Her skin was warm, so Joseph might have taken this as confirmation that his wife was still alive, that she might get up off the grass at any moment, collect her clothes and go for help. He could afford to sleep. He started on a dream. An anxious dream in which he’d left his daily ledger out on the deck one morning, on the breakfast table. A careless oversight. It could well rain and wash away his ink, the records of his life. His pages would be turned to pulp. Or else they might be found and read by strangers.

At what point had the life — curmudgeonly, distracted, timid and thick-skulled — gone out of him? Joseph’s heart was squirming like an angler’s worm, refusing to be reconciled to the awaiting deep, but weakening with every beat. The fish would rise and take it soon. Mondazy’s celebrated fish. But the agony did not belong only to the heart. Every pod and pocket of his body played its part, at its own pace, in its own way. Joseph was being gathered in by death, cell by cell by cell. He came to be half of himself, and then a quarter of himself, and then a fraction of himself, which was too small to measure. The music and the mayhem had all gone. His more-than-half-an-hour had elapsed.

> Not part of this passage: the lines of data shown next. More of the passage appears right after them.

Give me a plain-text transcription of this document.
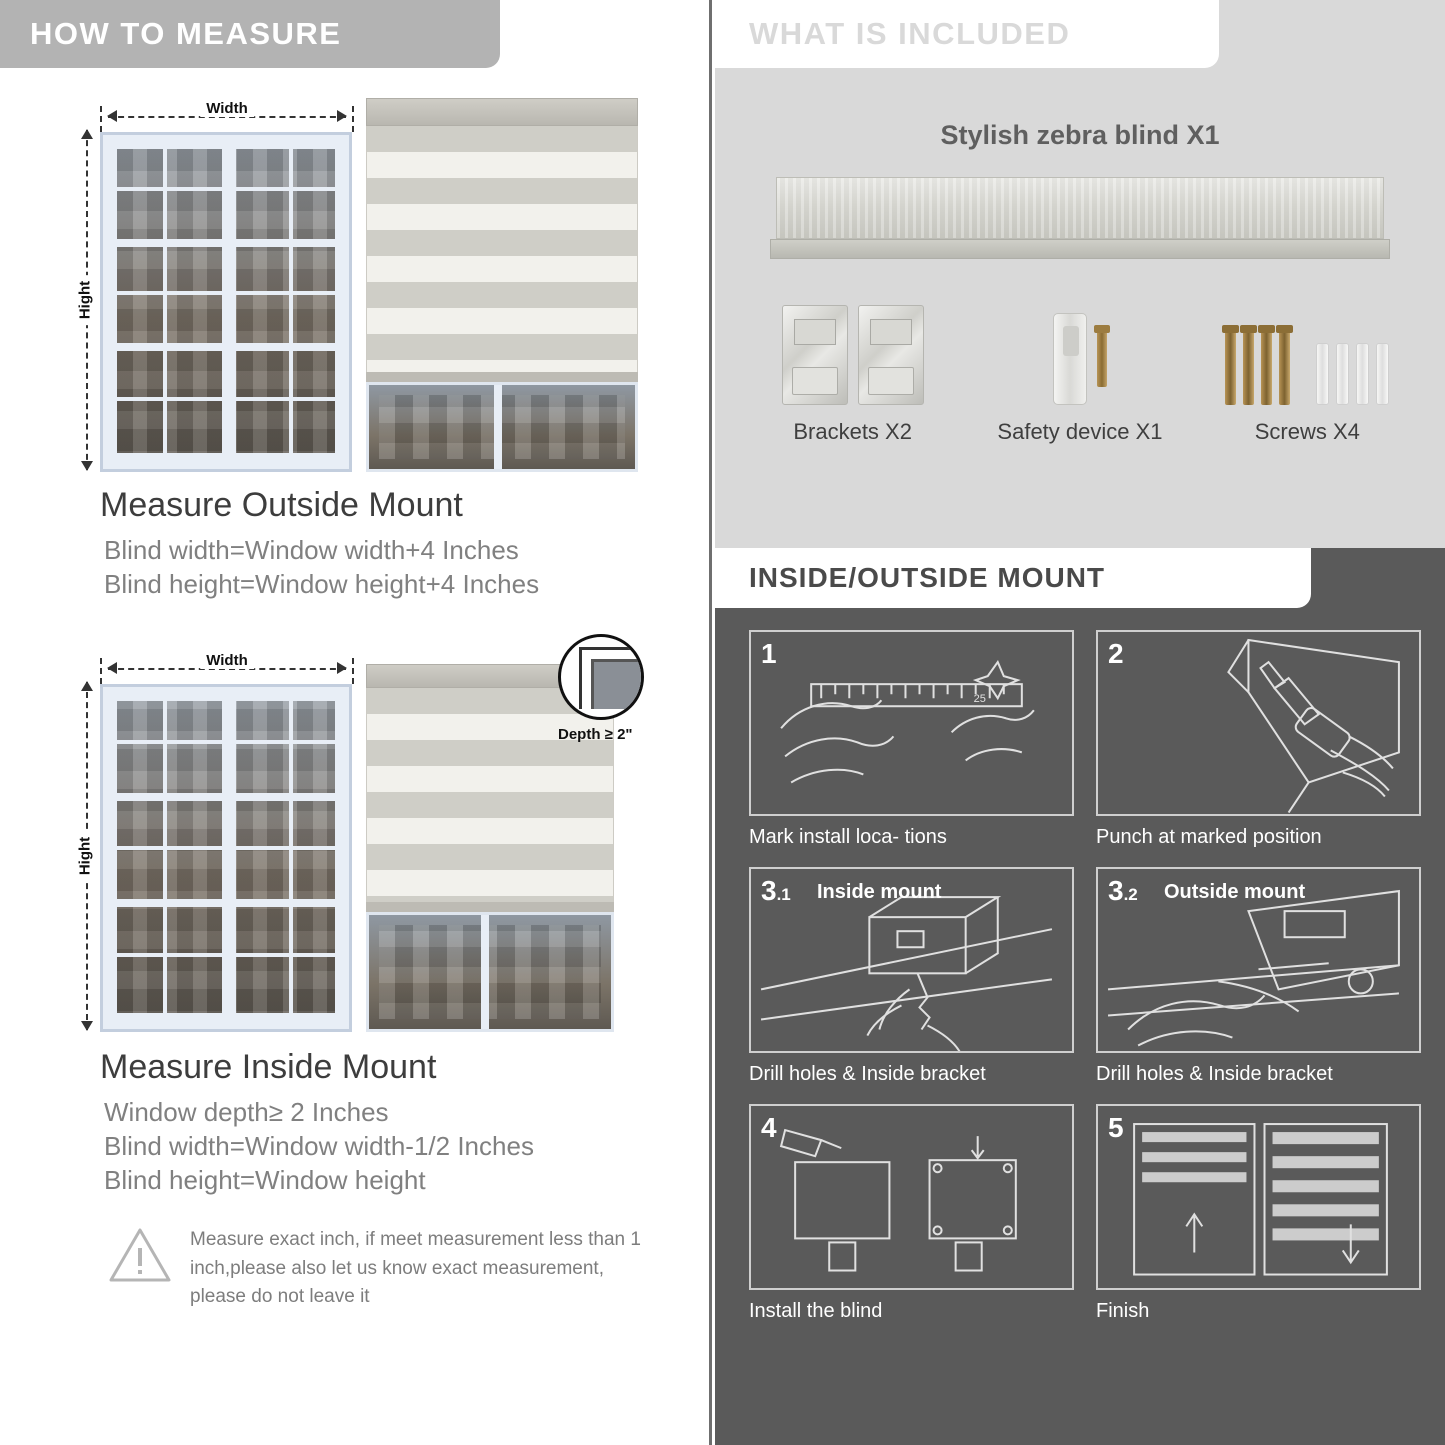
HOW TO MEASURE
Width
Hight
Measure Outside Mount
Blind width=Window width+4 Inches
Blind height=Window height+4 Inches
Width
Hight
Depth ≥ 2"
Measure Inside Mount
Window depth≥ 2 Inches
Blind width=Window width-1/2 Inches
Blind height=Window height
Measure exact inch, if meet measurement less than 1 inch,please also let us know exact measurement, please do not leave it
WHAT IS INCLUDED
Stylish zebra blind X1
Brackets X2	Safety device X1	Screws X4
INSIDE/OUTSIDE MOUNT
1
25
Mark install loca- tions
2
Punch at marked position
3.1 Inside mount
Drill holes & Inside bracket
3.2 Outside mount
Drill holes & Inside bracket
4
Install the blind
5
Finish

They say that hearing is the last of our proficiencies to die, that corpses hear the rustling of bed sheets being pulled across their faces, the early weeping and the window being closed, the footsteps on the wooden stairs, the ruffian departing, the doctor’s scratchy pen. That is why our generation talks so quietly in the dying room. And that is why the quiverings of old were not a waste. The body hears the widow and the child, the rattle of the chimney-pot, the quiver sticks, the life unravelled backwards through the night.